Within the last year, visitors to the Daily WatchDog news page (on the Animal Advocates Society of British Columbia’s website) have become increasingly aware of the plight of sled dogs who live in our neighbouring Yukon.
We are aware that the few local activists who speak up for sled dogs practically never receive responses from the main supporters of what we, as an animal advocacy society, view as being sled dog abuse/exploitation.
We are specifically referring to the Yukon Quest International Sled Dog Race and the territorial Tourism department.

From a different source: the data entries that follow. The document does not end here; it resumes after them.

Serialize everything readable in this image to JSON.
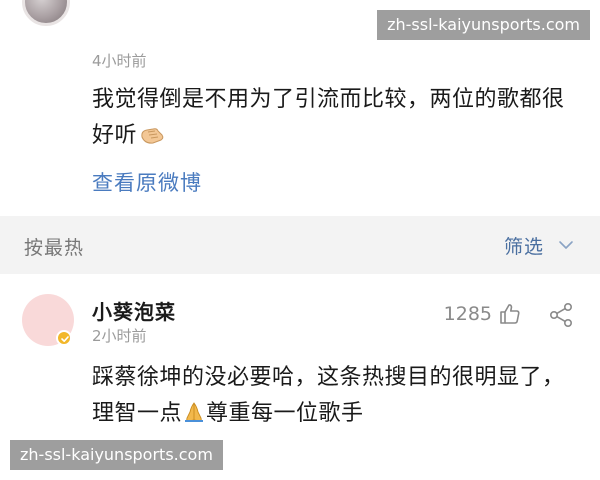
{
  "top_comment": {
    "time": "4小时前",
    "text": "我觉得倒是不用为了引流而比较，两位的歌都很好听",
    "emoji": "hand-emoji",
    "view_original": "查看原微博"
  },
  "sort_bar": {
    "sort_label": "按最热",
    "filter_label": "筛选"
  },
  "comment": {
    "username": "小葵泡菜",
    "time": "2小时前",
    "like_count": "1285",
    "text_before_emoji": "踩蔡徐坤的没必要哈，这条热搜目的很明显了，理智一点",
    "emoji": "pray-emoji",
    "text_after_emoji": "尊重每一位歌手",
    "avatar_badge": "verified-badge"
  },
  "watermarks": {
    "top": "zh-ssl-kaiyunsports.com",
    "bottom": "zh-ssl-kaiyunsports.com"
  },
  "colors": {
    "link": "#4a7bbf",
    "sort_bar_bg": "#f3f3f3",
    "filter": "#4a6fa0",
    "muted_text": "#9b9b9b",
    "avatar_bg": "#f9d9d9",
    "badge": "#f2b72a"
  }
}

We are aware that unknown numbers of Yukon residents are afraid to speak up in a public forum on behalf of the dogs.
We are aware that a good many of your citizens (including Yukon businesses and governments) actively support this perceived cruelty.

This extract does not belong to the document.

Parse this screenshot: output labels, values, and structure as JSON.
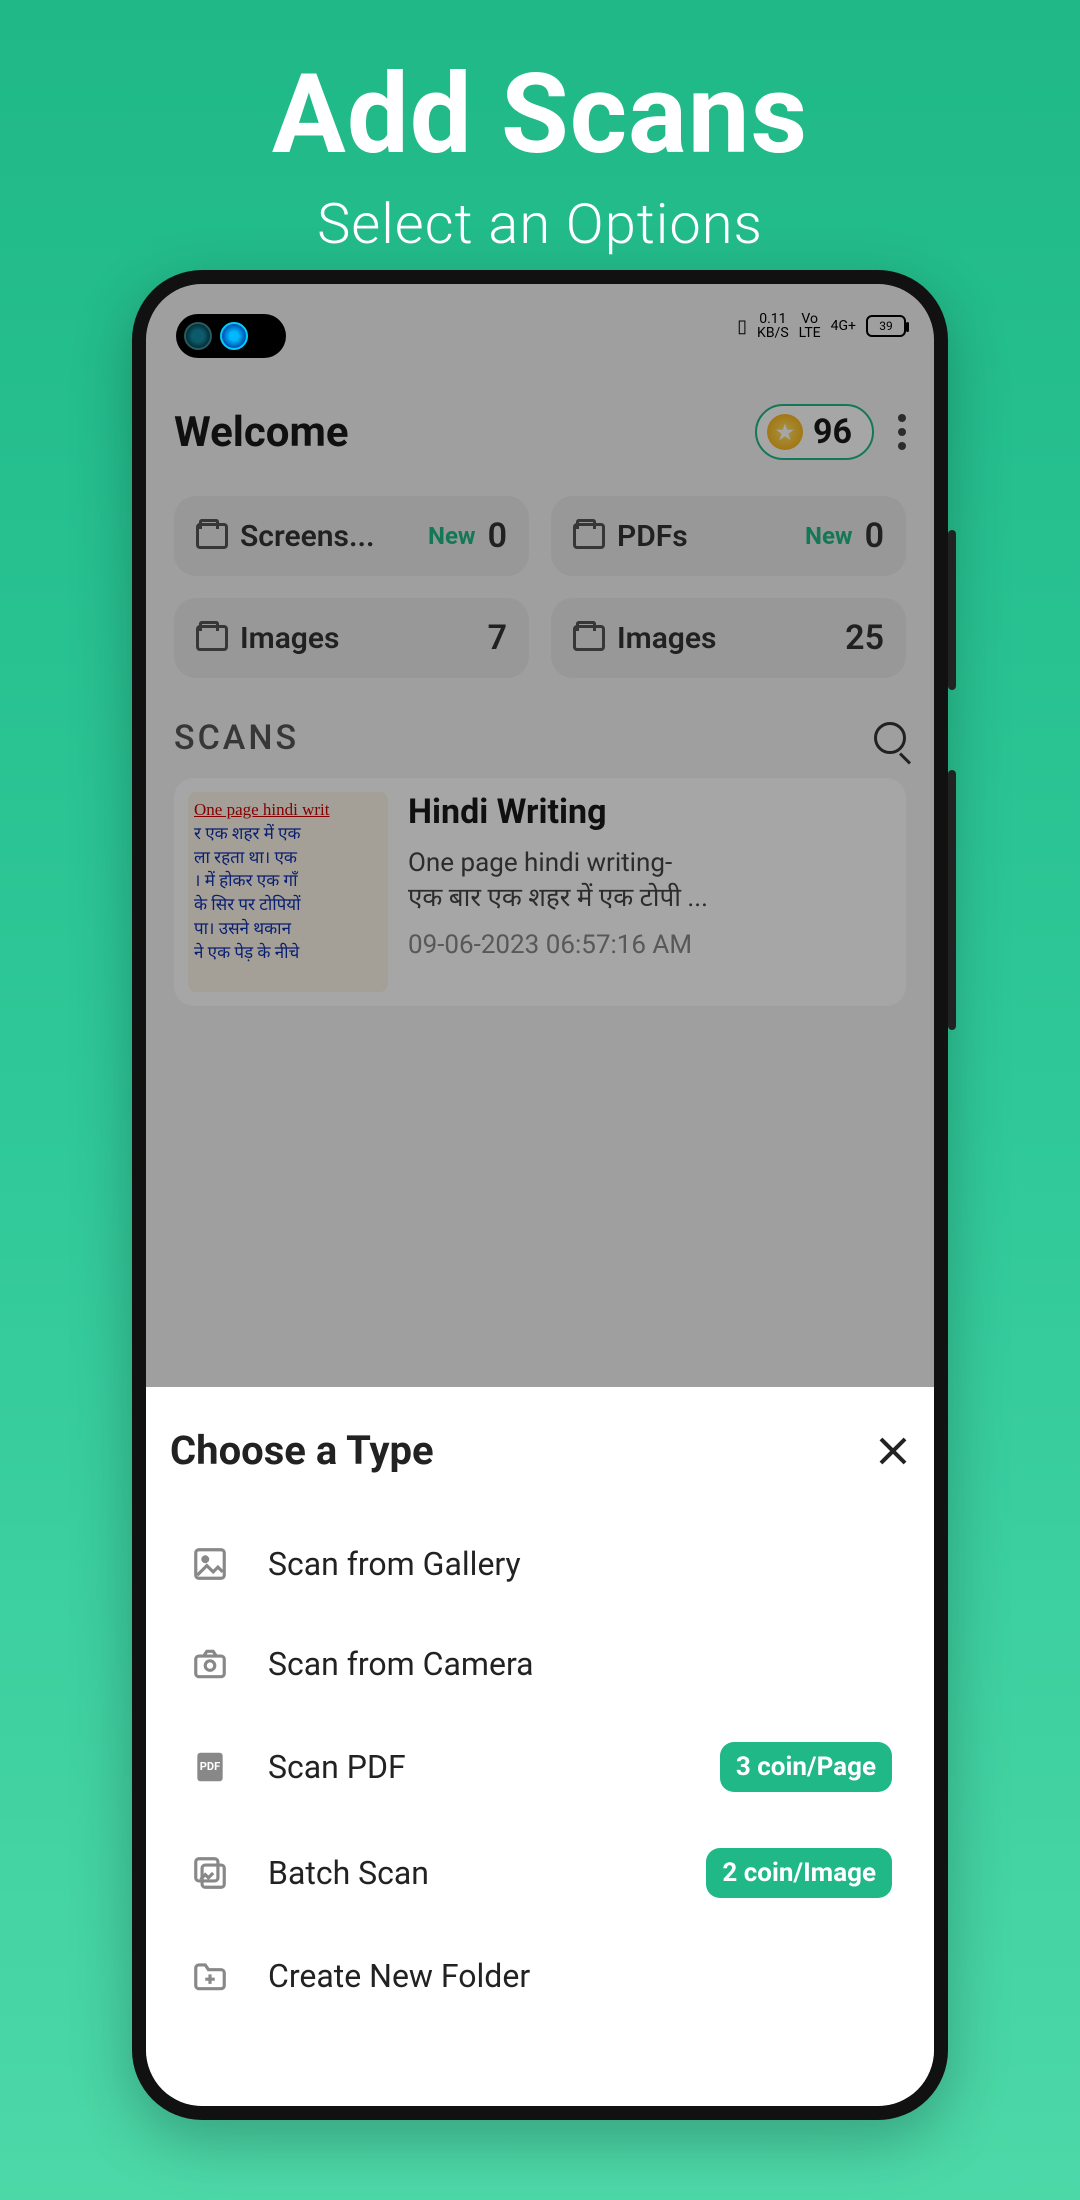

And just what exactly are the specific allegations of cruelty we are concerned about?
To start with, whether we are referring to Yukon Quest mushers, sled-dog tour operators, hobby mushers, or First Nations people who mush dogs, most sled dogs in the Yukon live most of their lives at the end of short chains next to shabby plywood dog houses, which would barely keep them warm in the winter.

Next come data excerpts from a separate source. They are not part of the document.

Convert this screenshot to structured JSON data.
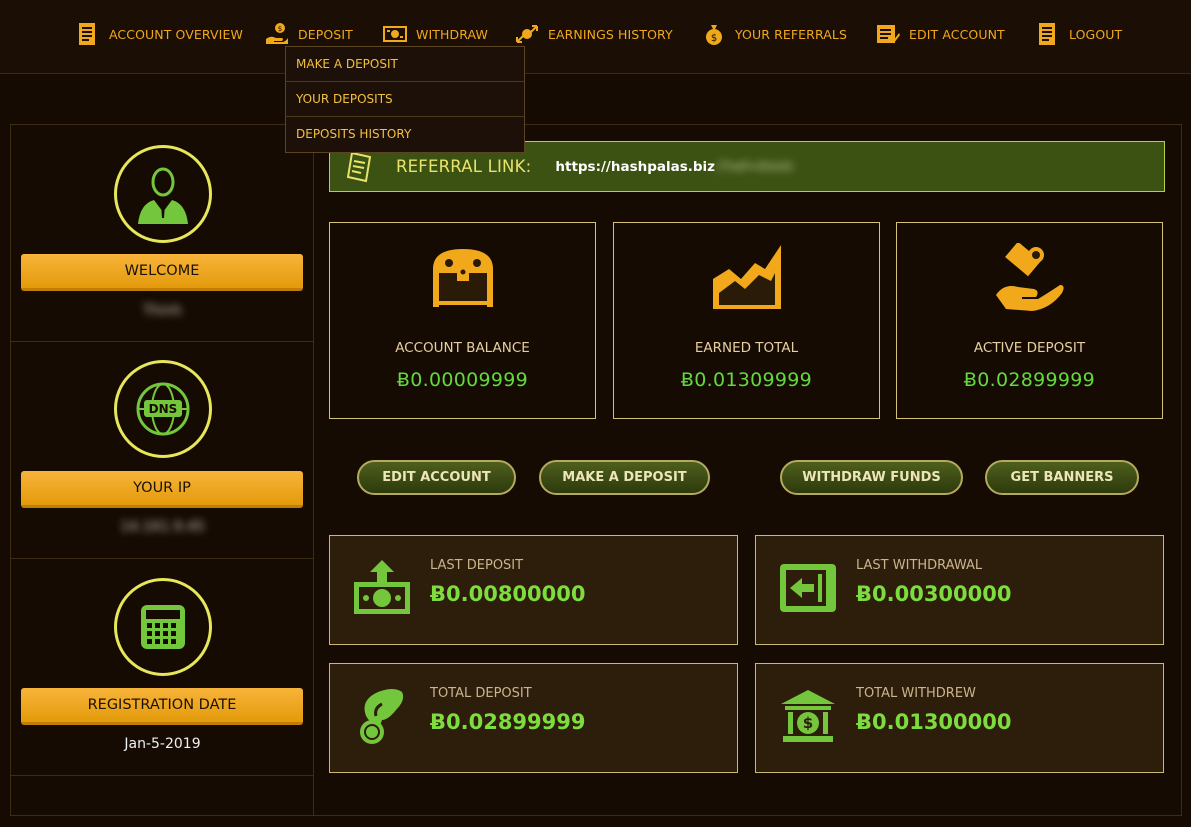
{
  "nav": {
    "items": [
      {
        "label": "ACCOUNT OVERVIEW",
        "icon": "ledger-icon"
      },
      {
        "label": "DEPOSIT",
        "icon": "hand-coin-icon"
      },
      {
        "label": "WITHDRAW",
        "icon": "cash-icon"
      },
      {
        "label": "EARNINGS HISTORY",
        "icon": "coin-arrows-icon"
      },
      {
        "label": "YOUR REFERRALS",
        "icon": "money-bag-icon"
      },
      {
        "label": "EDIT ACCOUNT",
        "icon": "edit-document-icon"
      },
      {
        "label": "LOGOUT",
        "icon": "door-document-icon"
      }
    ]
  },
  "dropdown": {
    "items": [
      "MAKE A DEPOSIT",
      "YOUR DEPOSITS",
      "DEPOSITS HISTORY"
    ]
  },
  "sidebar": {
    "welcome_label": "WELCOME",
    "welcome_value": "Thinh",
    "ip_label": "YOUR IP",
    "ip_value": "14.161.9.45",
    "dns_text": "DNS",
    "reg_label": "REGISTRATION DATE",
    "reg_value": "Jan-5-2019"
  },
  "referral": {
    "label": "REFERRAL LINK:",
    "url": "https://hashpalas.biz",
    "url_hidden": "/?ref=thinh"
  },
  "stats": [
    {
      "label": "ACCOUNT BALANCE",
      "value": "Ƀ0.00009999",
      "icon": "treasure-chest-icon"
    },
    {
      "label": "EARNED TOTAL",
      "value": "Ƀ0.01309999",
      "icon": "growth-chart-icon"
    },
    {
      "label": "ACTIVE DEPOSIT",
      "value": "Ƀ0.02899999",
      "icon": "hand-money-icon"
    }
  ],
  "actions": [
    "EDIT ACCOUNT",
    "MAKE A DEPOSIT",
    "WITHDRAW FUNDS",
    "GET BANNERS"
  ],
  "summary": [
    {
      "label": "LAST DEPOSIT",
      "value": "Ƀ0.00800000",
      "icon": "cash-upload-icon"
    },
    {
      "label": "LAST WITHDRAWAL",
      "value": "Ƀ0.00300000",
      "icon": "atm-withdraw-icon"
    },
    {
      "label": "TOTAL DEPOSIT",
      "value": "Ƀ0.02899999",
      "icon": "hand-coin-icon"
    },
    {
      "label": "TOTAL WITHDREW",
      "value": "Ƀ0.01300000",
      "icon": "bank-icon"
    }
  ],
  "colors": {
    "accent": "#f1a91b",
    "value_green": "#62d93c",
    "circle_yellow": "#e8e65a",
    "referral_bg": "#3c5213"
  }
}
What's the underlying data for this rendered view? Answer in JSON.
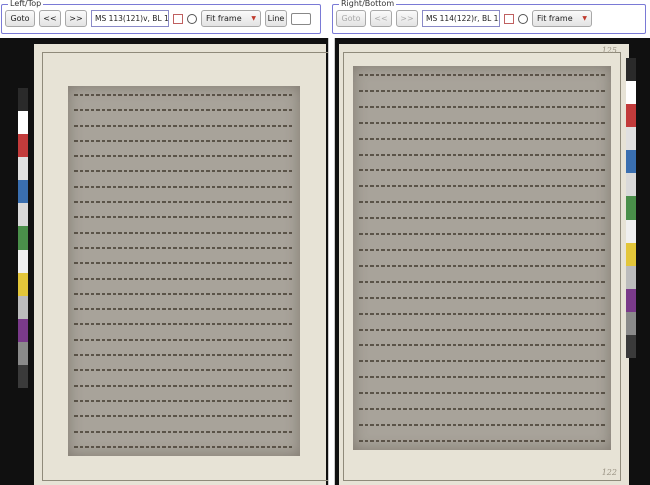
{
  "left_panel": {
    "legend": "Left/Top",
    "goto_label": "Goto",
    "prev_label": "<<",
    "next_label": ">>",
    "shelfmark_value": "MS 113(121)v, BL 124v",
    "fit_label": "Fit frame",
    "line_label": "Line"
  },
  "right_panel": {
    "legend": "Right/Bottom",
    "goto_label": "Goto",
    "prev_label": "<<",
    "next_label": ">>",
    "shelfmark_value": "MS 114(122)r, BL 125r",
    "fit_label": "Fit frame"
  },
  "right_viewer": {
    "folio_top": "125",
    "folio_bottom": "122"
  },
  "colors": {
    "accent_border": "#7a7ad6",
    "parchment": "#a8a39a",
    "mat": "#e7e3d6",
    "colorbar": [
      "#2a2a2a",
      "#ffffff",
      "#c23b3b",
      "#e0e0e0",
      "#3a6fb0",
      "#d9d9d9",
      "#4a8f4a",
      "#f0f0f0",
      "#e3c63a",
      "#bcbcbc",
      "#7a3a8a",
      "#8a8a8a",
      "#3a3a3a"
    ]
  }
}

We are aware that most of these mushers have no lifelong commitments to their faithful dogs (many of them, including puppies, are apparently sold, given away or culled because of this irresponsible breeding).
We are shocked that Tourism Yukon and other government departments, Whitehorse, and some First Nations governments support and promote an organization like the Yukon Quest, especially in light of the Quest not being concerned over the issue of dog culling by Yukon Quest mushers (who are primarily residents of the Yukon and Alaska).
How many dogs have been injured and killed in the 24 years (to this date) that the Quest has been run?
We know that three dogs — Jewel, Hope and Melville were killed in the 2007 race alone.
We are concerned that the Yukon Quest is promoted to school children in Yukon classrooms and that Yukon media (especially CBC Yukon) have given the Quest an ‘easy ride’ for so many years.
We are also appalled at your territory’s abysmal animal protection laws and negligible enforcement, with stories such as the Beaver Creek cat colony, the dozens of dogs who were shot near Dawson City in 2006, and the neglect of some of your territory’s horses, some of whom fend for themselves through Yukon winters.
Your Humane Society Yukon was started in 1987 because of a Yukon outfitter allowing his horses to starve to death.
For all these reasons, we are asking our many worldwide supporters to speak up for Yukon sled dogs (and other animals) by letting Tourism Yukon and Yukon businesses know that they will think twice before making plans to visit your territory (We hear that the Yukon, animal welfare aside, is a very beautiful place.)
Animal Advocates Society of BC is proud to help speak up for mistreated animals, wherever they may live.